Conserving the Bird, Preserving Its Home
To comply with the federal Endangered Species Act, the U.S. Fish and Wildlife Service formed a species recovery team to prepare a comprehensive recovery plan for the Ivory-billed Woodpecker.
The continuing presence of the species in Arkansas has been attributed to decades of habitat preservation efforts by state and federal agencies and by private groups and individuals. Those efforts gained new impetus from the rediscovery of the Ivory-billed Woodpecker and on April 7, 2004, The Nature Conservancy, the Cornell Lab of Ornithology and other partners formed The Big Woods Conservation Partnership with the aim of conserving 200,000 acres of Big Woods forest habitat and rivers over the next 10 years.
Lands within The Big Woods currently under public ownership include:
- Cache River National Wildlife Refuge (where Sparling encountered the bird)
- White River National Wildlife Refuge
- Dagmar Wildlife Management Area
- Trusten Holder Wildlife Management Area
- Wattensaw Wildlife Management Area
Visiting the Big Woods
The reason the rediscovery of the Ivory-billed Woodpecker was kept secret for more than a year was concern that a large influx of birder and the simply curious would interfere with the bird's activities, possibly driving it into extinction, and disrupt the scientific research effort.
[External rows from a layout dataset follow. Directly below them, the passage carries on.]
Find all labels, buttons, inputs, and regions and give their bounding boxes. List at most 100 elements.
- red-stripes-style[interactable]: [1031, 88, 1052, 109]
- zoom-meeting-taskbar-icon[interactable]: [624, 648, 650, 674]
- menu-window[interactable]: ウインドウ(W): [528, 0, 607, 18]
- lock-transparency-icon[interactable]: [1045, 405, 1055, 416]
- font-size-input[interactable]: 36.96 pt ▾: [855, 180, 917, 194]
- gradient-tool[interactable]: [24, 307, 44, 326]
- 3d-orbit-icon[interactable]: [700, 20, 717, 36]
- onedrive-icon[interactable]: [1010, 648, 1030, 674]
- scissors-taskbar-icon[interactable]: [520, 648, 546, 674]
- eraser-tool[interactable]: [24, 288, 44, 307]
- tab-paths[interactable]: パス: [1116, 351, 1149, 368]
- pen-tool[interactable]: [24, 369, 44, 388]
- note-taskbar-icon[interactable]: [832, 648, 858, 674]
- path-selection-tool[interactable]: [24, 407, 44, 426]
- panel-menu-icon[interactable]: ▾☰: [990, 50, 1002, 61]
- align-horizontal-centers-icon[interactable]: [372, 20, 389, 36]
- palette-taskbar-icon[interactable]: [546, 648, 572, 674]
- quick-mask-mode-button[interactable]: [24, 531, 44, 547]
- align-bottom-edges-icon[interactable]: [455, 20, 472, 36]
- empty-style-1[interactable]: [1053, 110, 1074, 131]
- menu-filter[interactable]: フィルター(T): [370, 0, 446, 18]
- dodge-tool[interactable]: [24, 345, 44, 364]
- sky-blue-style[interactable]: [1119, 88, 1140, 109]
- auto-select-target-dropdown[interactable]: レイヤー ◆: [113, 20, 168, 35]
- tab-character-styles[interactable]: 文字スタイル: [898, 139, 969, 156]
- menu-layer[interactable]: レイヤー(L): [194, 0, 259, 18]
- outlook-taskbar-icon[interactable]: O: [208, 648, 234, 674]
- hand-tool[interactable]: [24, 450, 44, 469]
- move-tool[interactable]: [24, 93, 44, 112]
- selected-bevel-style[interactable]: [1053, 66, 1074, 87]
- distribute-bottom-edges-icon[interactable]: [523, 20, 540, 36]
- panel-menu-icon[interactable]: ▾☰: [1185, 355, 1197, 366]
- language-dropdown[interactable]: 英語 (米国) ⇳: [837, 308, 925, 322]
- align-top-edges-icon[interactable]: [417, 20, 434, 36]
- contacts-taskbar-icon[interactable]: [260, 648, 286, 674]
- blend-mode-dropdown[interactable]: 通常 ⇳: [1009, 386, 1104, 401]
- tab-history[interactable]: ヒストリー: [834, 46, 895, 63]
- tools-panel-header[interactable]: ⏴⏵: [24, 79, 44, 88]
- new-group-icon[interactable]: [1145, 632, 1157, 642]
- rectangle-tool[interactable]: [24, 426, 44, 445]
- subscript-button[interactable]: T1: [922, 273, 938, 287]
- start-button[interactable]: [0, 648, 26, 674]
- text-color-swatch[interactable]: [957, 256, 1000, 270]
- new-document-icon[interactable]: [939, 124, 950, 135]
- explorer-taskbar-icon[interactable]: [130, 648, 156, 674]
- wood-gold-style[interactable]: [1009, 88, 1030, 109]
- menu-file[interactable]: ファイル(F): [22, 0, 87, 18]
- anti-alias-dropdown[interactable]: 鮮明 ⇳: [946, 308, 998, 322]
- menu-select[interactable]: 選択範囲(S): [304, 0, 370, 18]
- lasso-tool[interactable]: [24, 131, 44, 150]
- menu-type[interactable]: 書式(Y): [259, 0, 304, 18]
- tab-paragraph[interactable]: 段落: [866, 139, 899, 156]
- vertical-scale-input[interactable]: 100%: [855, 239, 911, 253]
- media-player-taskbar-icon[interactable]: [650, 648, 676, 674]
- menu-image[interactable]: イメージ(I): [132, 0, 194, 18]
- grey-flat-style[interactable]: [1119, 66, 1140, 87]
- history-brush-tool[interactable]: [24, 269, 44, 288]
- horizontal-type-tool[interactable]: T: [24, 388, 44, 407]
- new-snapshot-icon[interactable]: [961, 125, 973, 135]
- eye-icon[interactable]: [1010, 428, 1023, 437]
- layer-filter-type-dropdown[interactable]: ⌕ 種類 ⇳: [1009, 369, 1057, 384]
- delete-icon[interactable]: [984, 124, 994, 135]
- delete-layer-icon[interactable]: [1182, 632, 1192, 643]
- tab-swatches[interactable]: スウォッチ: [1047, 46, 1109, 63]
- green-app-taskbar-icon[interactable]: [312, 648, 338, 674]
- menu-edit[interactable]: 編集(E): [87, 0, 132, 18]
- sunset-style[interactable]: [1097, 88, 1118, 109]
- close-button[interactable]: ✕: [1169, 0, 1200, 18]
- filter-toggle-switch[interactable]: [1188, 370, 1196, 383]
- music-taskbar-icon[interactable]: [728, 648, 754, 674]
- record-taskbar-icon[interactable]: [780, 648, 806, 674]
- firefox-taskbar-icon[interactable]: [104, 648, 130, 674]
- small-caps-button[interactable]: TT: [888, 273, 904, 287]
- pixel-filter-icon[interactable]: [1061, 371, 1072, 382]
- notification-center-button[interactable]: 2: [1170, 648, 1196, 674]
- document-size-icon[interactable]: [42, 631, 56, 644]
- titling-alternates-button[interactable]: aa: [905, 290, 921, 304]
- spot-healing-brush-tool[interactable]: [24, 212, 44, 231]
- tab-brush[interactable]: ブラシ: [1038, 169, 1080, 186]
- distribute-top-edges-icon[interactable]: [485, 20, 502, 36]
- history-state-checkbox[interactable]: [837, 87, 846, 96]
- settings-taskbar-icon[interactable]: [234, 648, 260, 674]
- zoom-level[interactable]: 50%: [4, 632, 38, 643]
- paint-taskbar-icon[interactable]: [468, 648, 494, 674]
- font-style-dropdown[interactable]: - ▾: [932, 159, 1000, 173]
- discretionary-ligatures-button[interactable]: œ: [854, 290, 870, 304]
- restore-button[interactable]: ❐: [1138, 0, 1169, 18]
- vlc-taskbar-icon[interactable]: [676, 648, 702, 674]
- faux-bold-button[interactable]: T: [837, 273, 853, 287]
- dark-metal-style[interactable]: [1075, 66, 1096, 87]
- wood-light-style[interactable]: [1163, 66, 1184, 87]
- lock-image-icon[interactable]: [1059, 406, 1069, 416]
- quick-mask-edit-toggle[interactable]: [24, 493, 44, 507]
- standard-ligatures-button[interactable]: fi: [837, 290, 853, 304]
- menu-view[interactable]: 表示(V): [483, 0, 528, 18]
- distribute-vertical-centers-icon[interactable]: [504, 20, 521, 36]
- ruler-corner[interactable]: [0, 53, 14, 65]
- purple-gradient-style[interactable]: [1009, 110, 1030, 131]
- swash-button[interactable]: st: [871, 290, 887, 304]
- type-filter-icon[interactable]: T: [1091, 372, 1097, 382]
The delay in announcing the find also allowed for the development of plans to accommodate visitors and for the creation of websites and other means for providing information to those coming to Arkansas in hopes of seeing the bird.
Big Woods visitors should bring with them realistic expectations.
First, the odds of seeing an Ivory-billed Woodpecker are extremely minimal and no one can guarantee Ivory-Billed Woodpecker sightings.
Second, experiencing the woodpecker's remarkable habitat in the forested backwaters of the nation's largest alluvial plain is in itself worth the trip.
The Big Woods are also home to the more common and widespread Pileated Woodpecker, a bird often confused with the Ivory-billed Woodpecker.